Paul noted that the proposed carte blanche—which is still likely to pass overwhelmingly, despite his objections—would come on top of $12 billion that already has been provided to the fund.
“This isn’t a stingy country. This isn’t a country who forgot the 9/11 heroes or the firemen,” he said. “… This is a country that will continue to do more, but we shouldn’t completely lose our heads and say, ‘Oh, well it’s a good cause, so we really shouldn’t have any budgetary restraints.’”
Paul said that only about 10 to 15 people in the Senate seemed to be concerned by the massive amount of borrowing, which has raised the current national debt to more than $22.5 trillion, with $2 million more being borrowed every minute.
“I’m asking something very reasonable,” he said: “that an amendment be included to consider whether we should pay for this [by] taking something somewhere else in the budget—doesn’t actually reduce the deficit, it just keeps the deficit from getting bigger.”
He also noted that he had put up similar roadblocks to reckless spending, regardless of the cause, on every new bit of funding—be it disaster relief, emergency border funding or tax cuts.
“I’ve spent my entire Senate career putting forward ‘pay fors’ for any time spending is expanded,” he said.
Last month, Paul spoke at a press event for the Citizens Against Government Waste’s release of its annual Congressional Pig Book.

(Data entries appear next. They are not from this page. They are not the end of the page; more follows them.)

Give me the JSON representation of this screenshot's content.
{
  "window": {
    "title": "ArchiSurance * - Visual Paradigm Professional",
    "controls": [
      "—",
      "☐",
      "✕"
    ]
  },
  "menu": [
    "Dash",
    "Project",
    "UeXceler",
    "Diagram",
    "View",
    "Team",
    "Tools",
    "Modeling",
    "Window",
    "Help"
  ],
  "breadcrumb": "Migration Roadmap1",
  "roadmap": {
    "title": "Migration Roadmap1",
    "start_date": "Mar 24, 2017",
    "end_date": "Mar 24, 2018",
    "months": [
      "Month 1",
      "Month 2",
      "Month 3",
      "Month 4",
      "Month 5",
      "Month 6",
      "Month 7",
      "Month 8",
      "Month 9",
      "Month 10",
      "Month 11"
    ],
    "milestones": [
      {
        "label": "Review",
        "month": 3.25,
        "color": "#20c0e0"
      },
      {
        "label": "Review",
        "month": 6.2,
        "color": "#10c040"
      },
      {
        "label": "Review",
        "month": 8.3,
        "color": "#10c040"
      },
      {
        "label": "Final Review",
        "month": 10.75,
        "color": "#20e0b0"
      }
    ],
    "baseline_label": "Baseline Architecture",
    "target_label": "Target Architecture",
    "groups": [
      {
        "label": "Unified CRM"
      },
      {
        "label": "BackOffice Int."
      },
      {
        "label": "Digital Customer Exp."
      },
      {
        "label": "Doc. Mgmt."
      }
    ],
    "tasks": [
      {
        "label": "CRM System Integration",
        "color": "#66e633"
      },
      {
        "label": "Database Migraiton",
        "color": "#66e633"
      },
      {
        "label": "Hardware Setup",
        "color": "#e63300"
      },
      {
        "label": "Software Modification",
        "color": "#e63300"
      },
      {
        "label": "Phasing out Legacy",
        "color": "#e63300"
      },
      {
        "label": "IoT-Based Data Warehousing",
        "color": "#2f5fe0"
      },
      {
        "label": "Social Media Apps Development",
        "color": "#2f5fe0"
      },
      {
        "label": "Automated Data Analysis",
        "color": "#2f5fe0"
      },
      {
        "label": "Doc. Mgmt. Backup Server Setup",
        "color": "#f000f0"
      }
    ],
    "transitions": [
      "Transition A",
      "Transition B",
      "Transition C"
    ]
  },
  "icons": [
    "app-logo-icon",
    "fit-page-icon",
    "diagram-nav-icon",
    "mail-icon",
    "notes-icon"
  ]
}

The event highlighted some of the ridiculous ways tax dollars had been spent, bringing pork-barrel funding up by 4 percent last fiscal year despite a moratorium on earmarks.
Paul reminded Fox viewers of some of those measures, including the appropriation of $2 million for a study on whether people were more or less likely to eat food that had been sneezed on in a buffet line.
“How about the $300,000 we spent on Japanese quail to see if they’re more sexually promiscuous on cocaine?” he asked.
Rather than be excoriated for his efforts, Paul said he should be commended as one of the few fiscal watchdogs in Congress.
“When they argue and they bellyache and say, ‘Oh, he’s blocking the bill’—no, I’m trying to have a debate in our country about whether or not deficits matter and whether or not we should offset new spending,” he said.